An estimated 50,000 people faced the risk of deportation if they had never formalised their residency status and did not have the required documentation to prove it.
Why now?
It stems from a policy, set out by Theresa May when she was home secretary, to make the UK 'a really hostile environment for illegal immigrants'. It requires employers, NHS staff, private landlords and other bodies to demand evidence of people’s citizenship or immigration status.
Why do they not have the correct paperwork and status?
Some children, often travelling on their parents’ passports, were never formally naturalised and many moved to the UK before the countries in which they were born became independent, so they assumed they were British. In some cases, they did not apply for passports. The Home Office did not keep a record of people entering the country and granted leave to remain, which was conferred on anyone living continuously in the country since before 1 January 1973.
What did the government try and do to resolve the problem?
A Home Office team was set up to ensure Commonwealth-born long-term UK residents would no longer find themselves classified as being in the UK illegally. But a month after one minister promised the cases would be resolved within two weeks, many remained destitute. In November 2018 home secretary Sajid Javid revealed that at least 11 Britons who had been wrongly deported had died. In April 2019 the government agreed to pay up to £200m in compensation.
Whenever you enter the US, you are required to fill out Form 6059B, which asks for your personal details and whether or not you're bringing in any restricted goods. Whenever you are entering the UK, you are required to fill out a landing card and passengers entering Canada fill out an E311 Declaration Card. As far as I can tell the immigration officers usually completely ignore whatever details you wrote in those forms and simply scan your passport to enter your details into their computer. It therefore looks like a complete waste of time, as the majority of passengers have no goods to declare anyway and therefore the immigration forms get thrown away right after you get your passport stamp.

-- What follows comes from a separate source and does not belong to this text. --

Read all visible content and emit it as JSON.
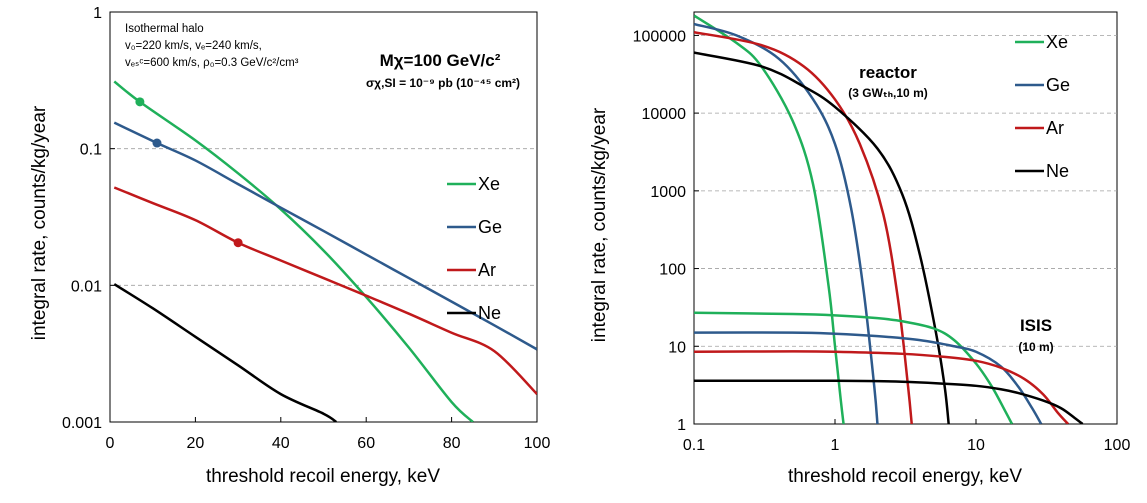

So what's the point of these forms/declarations? Why require absolutely everyone to fill them out? As a bonus question explain why car passengers are spared from this obligation and are instead asked verbally if they have something to declare. Watch one piece dubbed english.
JonathanReez
JonathanReez♦JonathanReez
2 Answers
My understanding is that the forms primarily exist for two purposes:
- For tracking. This is increasingly obsolete as records become digital, and while bureaucracy moves slowly, some of these forms are disappearing: eg. the US paper I-94 is long gone and Australia no longer has departure cards.
- For making it easier to charge you with crime. For example, if you bring in drugs and state on your declaration form that you're not bringing in drugs, that's two offences right there, and it's apparently often easier to charge you with the bureaucratic violation than the actual contraband. (See also: https://en.wikipedia.org/wiki/Marihuana_Tax_Act_of_1937)

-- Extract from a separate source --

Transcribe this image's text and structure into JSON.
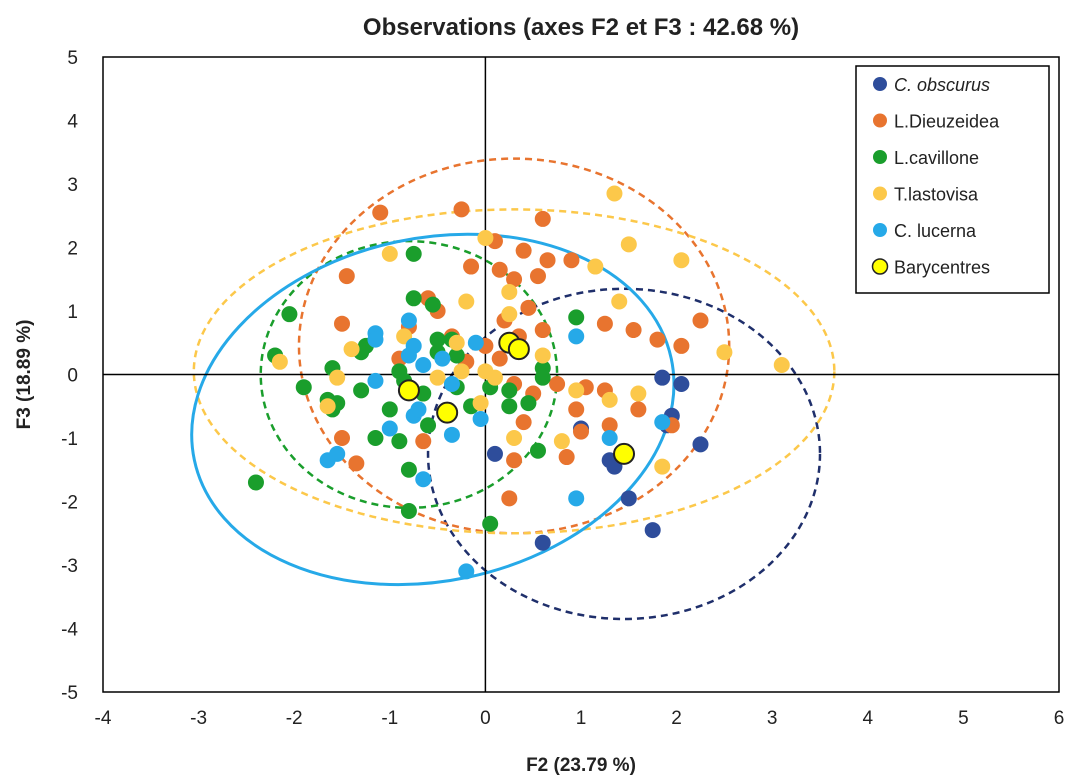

I do agree that the forms often seem pointless in practice: yesterday I dutifully declared I was bringing a meat product to the US, twice at that (Customs paper form and ESTA machine), and nobody even bothered to ask me what it was (jerky), much less inspect it..
Us Landing Card
jpatokaljpatokal
In the UK, there are situations where the landing card is recorded - a so-called coded landing. This happens when, above the date stamp, you get a 'custom' rectangular stamp with the landing card number on it rather than the plain-text 6-month stamp.
Sample Us Landing Card
This happens when there's been suspicions about a person they nevertheless chose to land, and always happens when a visa national is admitted for visa-free landside transit (until 23:59 the next day) as well as when a non-visa national is admitted for visa-free study for up to 6 months (short-term study).
As for the US, either the customs form or the APC/Global entry receipt has to be collected by the customs officer (for what purpose, I do not know) - hence the need to fill that one out.
CrazydreCrazydre
Not the answer you're looking for? Browse other questions tagged customs-and-immigrationpaperwork or ask your own question.